"Half the harm that is done in the world," said poet, T.S. Eliot,"is done by people who want to feel important. They do not mean to harm. There are absorbed in the endless struggle to think well of themselves."
I've discovered that most of the time, people mean well. Even when they speak or behave in troubling ways that makes us wonder -- they mean well. It's best to give the benefit of the doubt whenever possible.
Yet, at the same time, it is also beneficial for us to examine our motives, and try to understand more deeply how our behavior effects others.
Sometimes, winning the argument loses the fight. A marriage counselor once asked a distraught husband, "Do you want to be happy, or do you want to be right?"
After a frustrating conversation one day, I thought, "What he said spoke so loud, I couldn't understand a word he meant!"
Perhaps, the best path is mapped out by St. Francis of Assisi, who prayed:
Lord, make me an instrument of your peace.

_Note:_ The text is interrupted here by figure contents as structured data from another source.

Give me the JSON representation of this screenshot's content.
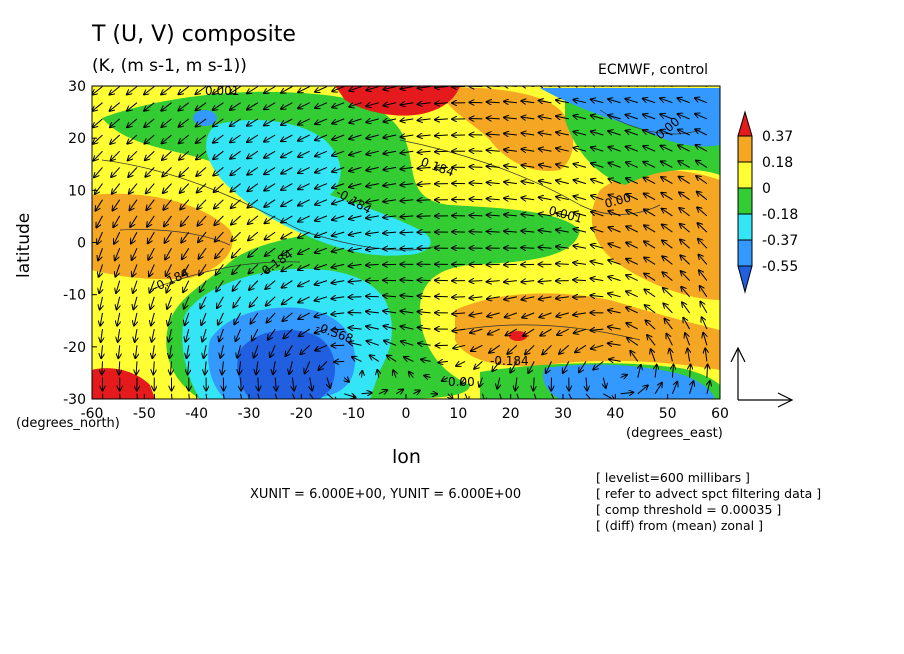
{
  "title": "T (U, V) composite",
  "subtitle": "(K, (m s-1, m s-1))",
  "source_label": "ECMWF, control",
  "chart_data": {
    "type": "heatmap",
    "overlay": "vector",
    "xlabel": "lon",
    "ylabel": "latitude",
    "x_unit_label": "(degrees_east)",
    "y_unit_label": "(degrees_north)",
    "xlim": [
      -60,
      60
    ],
    "ylim": [
      -30,
      30
    ],
    "x_ticks": [
      -60,
      -50,
      -40,
      -30,
      -20,
      -10,
      0,
      10,
      20,
      30,
      40,
      50,
      60
    ],
    "y_ticks": [
      -30,
      -20,
      -10,
      0,
      10,
      20,
      30
    ],
    "x_tick_labels": [
      "-60",
      "-50",
      "-40",
      "-30",
      "-20",
      "-10",
      "0",
      "10",
      "20",
      "30",
      "40",
      "50",
      "60"
    ],
    "y_tick_labels": [
      "-30",
      "-20",
      "-10",
      "0",
      "10",
      "20",
      "30"
    ],
    "colorbar": {
      "labels": [
        "0.37",
        "0.18",
        "0",
        "-0.18",
        "-0.37",
        "-0.55"
      ],
      "colors": [
        "#e41a1c",
        "#f5a623",
        "#ffff33",
        "#33cc33",
        "#33e5f5",
        "#3399ff",
        "#1f5fe0"
      ]
    },
    "contour_labels": [
      "0.001",
      "0.184",
      "0.001",
      "0.00",
      "-0.184",
      "-0.184",
      "-0.368",
      "-0.184",
      "0.00",
      "-0.184",
      "0.00"
    ],
    "scale_text": "XUNIT = 6.000E+00, YUNIT = 6.000E+00",
    "notes": [
      "[ levelist=600 millibars ]",
      "[ refer to advect spct filtering data ]",
      "[ comp threshold = 0.00035 ]",
      "[ (diff) from (mean) zonal ]"
    ],
    "field_features": [
      {
        "lon": -30,
        "lat": 16,
        "value": -0.37
      },
      {
        "lon": -25,
        "lat": 8,
        "value": -0.18
      },
      {
        "lon": -20,
        "lat": -25,
        "value": -0.55
      },
      {
        "lon": -32,
        "lat": -20,
        "value": -0.37
      },
      {
        "lon": 15,
        "lat": -15,
        "value": 0.18
      },
      {
        "lon": 22,
        "lat": -18,
        "value": 0.37
      },
      {
        "lon": 25,
        "lat": 29,
        "value": 0.37
      },
      {
        "lon": -57,
        "lat": -28,
        "value": 0.37
      },
      {
        "lon": 25,
        "lat": 20,
        "value": 0.18
      },
      {
        "lon": 50,
        "lat": 25,
        "value": -0.37
      },
      {
        "lon": 45,
        "lat": -26,
        "value": -0.37
      },
      {
        "lon": -50,
        "lat": 2,
        "value": 0.18
      },
      {
        "lon": 55,
        "lat": 0,
        "value": 0.18
      },
      {
        "lon": 0,
        "lat": 0,
        "value": -0.18
      }
    ]
  }
}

Where there is hatred, let me sow love.
Where there is injury, pardon.
Where there is doubt, faith.
Where there is despair, hope.
Where there is darkness, light.
And where there is sadness, joy.
Grant that I may not so much seek
to be consoled as to console;
to be understood, as to understand,
to be loved as to love;
for it is in giving that we receive.
it is in pardoning that we are pardoned,
and it is dying that we are born to eternal life.